Are scaffolds really necessary? What value add, if any, do they bring to the endeavour of cultivated meat? Before attempting to answer the question, let's take a step back and consider the definition of scaffolds. The scaffolds that we are familiar with in our daily use of language would refer to the structures that are erected on the outside of buildings when they undergo renovation or reconstruction. By climbing on these scaffolds, the workmen are able to apply the construction materials- the bricks and mortar to construct the building. The category of scaffolds that concern cultivated meat are those that are used for tissue engineering, that can be referred to as tissue scaffolds. Instead of workmen, these scaffolds act to support cells; and the building materials in this case are the extracellular matrix molecules that are secreted by the cells.

Scaffolds are useful as they are able to define the shape and structure of tissue that the cells eventually form.

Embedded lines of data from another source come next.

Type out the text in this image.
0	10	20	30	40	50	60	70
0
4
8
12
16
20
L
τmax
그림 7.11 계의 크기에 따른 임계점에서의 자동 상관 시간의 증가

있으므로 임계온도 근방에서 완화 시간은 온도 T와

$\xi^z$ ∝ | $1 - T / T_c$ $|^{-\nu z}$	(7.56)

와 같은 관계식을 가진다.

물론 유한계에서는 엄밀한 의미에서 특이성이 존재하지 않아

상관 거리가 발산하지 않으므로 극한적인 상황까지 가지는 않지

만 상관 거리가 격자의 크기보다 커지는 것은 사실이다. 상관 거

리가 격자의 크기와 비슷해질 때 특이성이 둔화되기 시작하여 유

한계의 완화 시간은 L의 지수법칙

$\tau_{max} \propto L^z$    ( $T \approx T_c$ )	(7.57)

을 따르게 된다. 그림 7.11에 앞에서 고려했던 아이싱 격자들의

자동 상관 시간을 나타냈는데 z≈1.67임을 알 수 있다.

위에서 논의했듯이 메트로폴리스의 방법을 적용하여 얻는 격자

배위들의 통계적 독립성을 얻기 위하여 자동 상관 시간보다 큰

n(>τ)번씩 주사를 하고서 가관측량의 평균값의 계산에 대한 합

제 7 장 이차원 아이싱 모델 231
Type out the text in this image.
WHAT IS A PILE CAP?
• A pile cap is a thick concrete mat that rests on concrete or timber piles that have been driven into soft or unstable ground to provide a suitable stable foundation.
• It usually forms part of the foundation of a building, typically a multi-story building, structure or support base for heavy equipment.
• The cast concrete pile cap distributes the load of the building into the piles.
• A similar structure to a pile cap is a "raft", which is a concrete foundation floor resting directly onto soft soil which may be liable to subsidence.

Without scaffolds, some cell types might still be able to proliferate, but the most that they would be able to produce would be a shapeless mass. Where cultivated meat is concerned, comminuted (or minced) meat products are possible without the use of scaffolds. However, to obtain whole meat cuts, the use of scaffolds at the stage of cell culture, is still beneficial. Is it possible to obtain cultivated whole meat cuts without scaffolds? Yes, it is. It is possible to apply modern extrusion technologies, such as high moisture extrusion, to shape cultivated meat biomass into products that resemble whole meat cuts, in the same way that extrusion is used to process plant proteins to obtain plant-based meat analogues.

But as mentioned, the use of scaffolds is beneficial, in a few ways:

  1. Some cell types used in cultivated meat are anchorage-dependent, i.e. they require a solid substrate upon which to attach and grow. Good scaffolds provide a cell-culture substrate that allow the cells to proliferate and differentiate in the 3D volume of a bioreactor, which is more cost-efficient that growing cells on the 2D surface of a cell culture flask.

  2. Scaffolds, when appropriately designed, allow the cells to form muscle tissue structures, such as myofibers, that provide the texture and mouthfeel to cultivated meat products.

  3. Scaffolds can incorporate additional nutrients, vitamins and/or supplements to enrich the nutritional value of the cultivated meat product.


    Of course, a very important function of scaffolds with regard to commercialization is the fact that their cost, on the basis of mass, is substantially lower than the present cost of producing cultivated cells. This aspect, and how it affects the commercialization potential of cultivated meat, is discussed in greater depth in a following blog post.